First, Merkel was quiet on the issue, but then expressed her frustration. "She takes the wind out of the sails of all of those controversial issues," explains historian Edgar Wolfrum. She simply waits out a problem. Wolfrum says that Merkel just waits for a problem to go away or adopts the stance held by the majority of the population. It's a political tactic that some admire and others condemn.
It's on the European stage that she shows her true rigor. Since 2008, the German chancellor is in high demand as crisis manager across Europe. While Greece is stumbling, Merkel tries to save the euro. In Athens though, she's not exactly popular with her dogged determination; in fact, she's not popular in any of the southern European countries struggling with the financial crisis. But on the wider international stage, there is more support than criticism.
Data, facts and figures
It's important to know where Angela Merkel comes from to understand how she became who she is. Rarely in Germany's recent history has a politician been as underestimated as Merkel. In her TV first appearances, the daughter of a priest from the East German countryside had no concept of how to act in front of a camera. There was no missionary zeal, rather, she was a very pragmatic person.
"Merkel is not driven by ideology," says journalist Jacqueline Boysen who wrote a biography on her before she became chancellor. "She is able to take decisions based on data, statistics and facts." If reason and argument suggest a certain decision, Merkel can ignore ideology or limiting party programs, Boysen explains.
Pragmatism is what counts, and so, Merkel can also review and change her own positions. After the Fukushima nuclear accident in Japan, she made an about-face on her former pro-nuclear stance and began to promote the phase-out of atomic energy. Changing her position didn't lead to any political damage; quite the contrary: she has changed from being perceived as "Helmut Kohl's little girl" to becoming simply "Mom." In short: she's got a tight grip on her party and the government. And there are good reasons for that.

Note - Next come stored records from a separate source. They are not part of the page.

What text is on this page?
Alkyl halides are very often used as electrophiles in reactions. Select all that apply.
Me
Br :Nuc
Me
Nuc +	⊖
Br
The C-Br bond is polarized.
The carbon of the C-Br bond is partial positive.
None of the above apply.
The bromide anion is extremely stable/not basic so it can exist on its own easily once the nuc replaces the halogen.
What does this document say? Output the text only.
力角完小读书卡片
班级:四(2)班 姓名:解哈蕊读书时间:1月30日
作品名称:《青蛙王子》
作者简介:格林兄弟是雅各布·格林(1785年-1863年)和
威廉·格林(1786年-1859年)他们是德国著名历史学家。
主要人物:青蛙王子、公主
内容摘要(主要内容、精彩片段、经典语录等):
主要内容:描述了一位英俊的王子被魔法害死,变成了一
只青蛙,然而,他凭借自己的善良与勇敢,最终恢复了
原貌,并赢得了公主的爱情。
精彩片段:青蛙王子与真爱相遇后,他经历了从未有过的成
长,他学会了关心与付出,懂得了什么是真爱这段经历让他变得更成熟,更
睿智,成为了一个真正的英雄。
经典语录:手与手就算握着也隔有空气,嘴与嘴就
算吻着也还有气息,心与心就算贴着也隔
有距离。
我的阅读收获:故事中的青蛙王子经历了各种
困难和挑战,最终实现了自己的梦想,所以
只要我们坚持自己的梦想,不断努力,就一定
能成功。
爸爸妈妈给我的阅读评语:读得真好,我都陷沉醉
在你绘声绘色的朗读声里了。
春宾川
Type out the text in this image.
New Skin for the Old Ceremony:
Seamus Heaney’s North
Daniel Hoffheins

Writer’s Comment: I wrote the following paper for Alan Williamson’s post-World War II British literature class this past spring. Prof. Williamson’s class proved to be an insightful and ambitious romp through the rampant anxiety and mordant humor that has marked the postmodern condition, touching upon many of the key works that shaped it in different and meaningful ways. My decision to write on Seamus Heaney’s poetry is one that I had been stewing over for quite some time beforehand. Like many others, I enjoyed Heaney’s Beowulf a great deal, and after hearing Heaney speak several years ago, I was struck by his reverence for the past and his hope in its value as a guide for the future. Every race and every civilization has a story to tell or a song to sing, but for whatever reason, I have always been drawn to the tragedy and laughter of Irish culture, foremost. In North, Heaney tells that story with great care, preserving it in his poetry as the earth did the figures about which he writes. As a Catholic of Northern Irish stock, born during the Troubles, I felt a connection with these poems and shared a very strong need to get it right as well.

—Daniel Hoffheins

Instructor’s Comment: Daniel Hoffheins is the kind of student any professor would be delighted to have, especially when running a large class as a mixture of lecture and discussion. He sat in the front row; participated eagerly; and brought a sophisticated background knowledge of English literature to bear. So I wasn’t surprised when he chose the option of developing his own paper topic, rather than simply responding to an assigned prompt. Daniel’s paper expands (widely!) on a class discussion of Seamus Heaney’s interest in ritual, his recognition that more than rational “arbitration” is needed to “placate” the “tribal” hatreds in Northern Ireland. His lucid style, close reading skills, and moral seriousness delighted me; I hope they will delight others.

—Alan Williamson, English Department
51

Lessons learnt in East Germany
For instance, there is her happy childhood and the teenage years in the former communist East Germany. Angela Merkel was no dissident, no opposition activist. She did experience the usual limitations of the socialist dictatorship but it didn't affect her. "There was no dark shadow over my childhood," Merkel once described her past. But what she probably did learn from those years was to be careful in how to deal with others. Living in the GDR taught her to be neither too opportunistic nor to dogged.
Angela Merkel in 1992 - 'Kohl's little girl'
Angela Merkel is a good listener. Others describe her as someone with good communication skills. She's got the reputation of grasping a problem quickly but taking her time to make a decision on it. "I certainly don't decide things ad-hoc," the chancellor says about herself. "I look at a process in its entirety and also look ahead where a possible decision would take me." It's the scientist in her.
No traditional political career
Merkel came to politics late. And rather by accident. She was press spokeswoman of the last GDR prime minister, Lothar de Maiziere, and it became her chance to realize her talents at organizing and communicating. She'd only joined the Christian Democrats shortly before that, but hard work and ambition got her very far, very quickly.
In Kohl's cabinet she became minister for environment and nuclear safety in 1994. It was an important political post and a fitting ministry for her as she holds a PhD in physics. Regarding the controversial issue of what to do with radioactive waste, she was certain that the risks are controllable and that there was no alternative to nuclear energy. It was only after the Fukushima accident that she changed that position.
When Helmut Kohl lost the 1998 election, the party was in shock. But not Merkel: She realized it was her chance to find a place for herself in the post-Kohl era. The new head of the Christian Democrats, Wolfgang Schäuble, made her Secretary General and when Kohl got entangled in a party donations scandal, it was Merkel who took him off his high moral pedestal.
In April 2000, Merkel became head of the Christian Democrat Party (CDU) and in 2005 she made it into the chancellery - albeit as head of a grand coalition with her party's main opponents, the Social Democrats. Nonetheless - Merkel was chancellor.
Today, she's been at the helm of the party for 13 years and chancellor for the last eight. Her rivals from within the Christian Democrats have all fallen one by one over those years. There's no question Merkel can lead - but the question is where exactly the party is headed under her leadership?
It's a question that many in the CDU are asking, concerned that the party is losing its edge and character; there are many who do not see Merkel as embodying the essence of the party she's heading.